Surat dari Darmaga| 16 Agustus 2021

Merdeka dari Belenggu Legalitas

Renungan Hari Kemerdekaan. Kita masih terbelenggu oleh legitimasi ruang hidup dalam mengelola sumber daya alam setelah 76 tahun Indonesia merdeka.

Peringatan Hari Kemerdekaan Indonesia (Foto: Dok. FD)

DALAM perbincangan Ahad malam lalu dengan beberapa informan penelitian selama lima tahun terakhir, terselip diskusi cukup serius mengenai kriminalisasi masyarakat dan petani yang berkait erat dengan hak-hak atas tanah. Perbincangan itu sampai pada percakapan soal renungan Hari Kemerdekaan, setelah 76 tahun Indonesia merdeka dari penjajahan bangsa lain. 

Fokus obrolan kami kemudian pada makna legalitas pengelolaan sumber daya alam dengan dampak ikutannya, sampai ke soal politik hukum. Ini sesuatu yang tak mudah karena kebanyakan orang terbiasa dengan pemaknaan positivistik hukum.

Ada jargon bahwa hukum harus dipatuhi, walau dalam praktiknya, hukum direduksi menjadi surat keputusan. Surat itu menyatakan suatu izin atau hak memanfaatkan atau menggunakan sumber daya—dalam hal ini tanah atau hutan negara—sah secara eksklusif. Akibatnya, hak orang lain atau kesempatan orang lain untuk memperolah izin atau hak di dalam sumber daya yang sama menjadi hilang. 

Ada beberapa hal yang terjadi di lapangan untuk melihat apa yang dimaksud dengan legalitas, bukan sebagai suatu konsep, tetapi dalam pemakaiannya:

Pertama, surat atau bukti tertulis bisa jadi simbol negara dengan berbagai macam bentuk perlindungannya. Maka tidak heran bila sangat sedikit, terutama investor dan pemberi izin, yang peduli dengan proses dan pengakuan secara sosial mendapatkannya. Kebutuhan semacam itu bisa disubstitusi oleh peran aparat keamanan untuk mempertahankannya. 

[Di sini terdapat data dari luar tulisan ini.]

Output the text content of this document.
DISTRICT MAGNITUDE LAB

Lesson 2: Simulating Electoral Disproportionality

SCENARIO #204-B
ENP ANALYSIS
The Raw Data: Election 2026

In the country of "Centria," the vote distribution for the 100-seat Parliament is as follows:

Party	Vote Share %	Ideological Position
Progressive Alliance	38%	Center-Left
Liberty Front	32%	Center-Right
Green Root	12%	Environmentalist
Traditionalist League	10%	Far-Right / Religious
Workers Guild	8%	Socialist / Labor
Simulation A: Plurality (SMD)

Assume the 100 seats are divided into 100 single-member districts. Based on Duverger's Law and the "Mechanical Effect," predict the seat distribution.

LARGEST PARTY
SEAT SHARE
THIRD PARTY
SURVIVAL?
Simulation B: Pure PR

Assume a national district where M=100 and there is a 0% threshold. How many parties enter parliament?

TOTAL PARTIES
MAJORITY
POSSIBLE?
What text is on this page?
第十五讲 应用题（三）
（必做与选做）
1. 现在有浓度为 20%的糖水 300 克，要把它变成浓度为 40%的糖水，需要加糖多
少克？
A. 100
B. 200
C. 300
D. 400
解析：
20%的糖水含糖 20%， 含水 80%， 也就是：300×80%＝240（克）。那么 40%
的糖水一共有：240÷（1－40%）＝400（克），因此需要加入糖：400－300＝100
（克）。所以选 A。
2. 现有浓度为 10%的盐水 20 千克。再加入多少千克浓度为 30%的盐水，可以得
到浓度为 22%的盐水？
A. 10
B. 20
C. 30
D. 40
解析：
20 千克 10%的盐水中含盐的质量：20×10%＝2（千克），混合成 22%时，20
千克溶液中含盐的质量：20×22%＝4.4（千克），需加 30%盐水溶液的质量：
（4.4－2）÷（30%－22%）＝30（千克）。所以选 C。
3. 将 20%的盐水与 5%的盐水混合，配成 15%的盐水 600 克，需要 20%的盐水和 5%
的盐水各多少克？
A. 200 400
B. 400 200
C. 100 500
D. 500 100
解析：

Kedua, kebenaran hukum positif menjadi mutlak dan hanya bisa dibatalkan oleh pihak yang mengeluarkannya atau pengadilan. Konsekuensinya, apabila bisa menguasai dan “memegang” mereka, bukti tertulis itu menjadi mutlak secara total, tanpa bisa diubah oleh siapa pun. 

Fakta ini menjadi argumen mengapa di wilayah-wilayah kaya sumber daya alam pemberi izin umumnya enggan memantau dan mengawasi izin yang telah mereka terbitkan. Kasus evaluasi perizinan kebun sawit di Papua Barat yang sedang berjalan mengonfirmasi kenyataan seperti ini.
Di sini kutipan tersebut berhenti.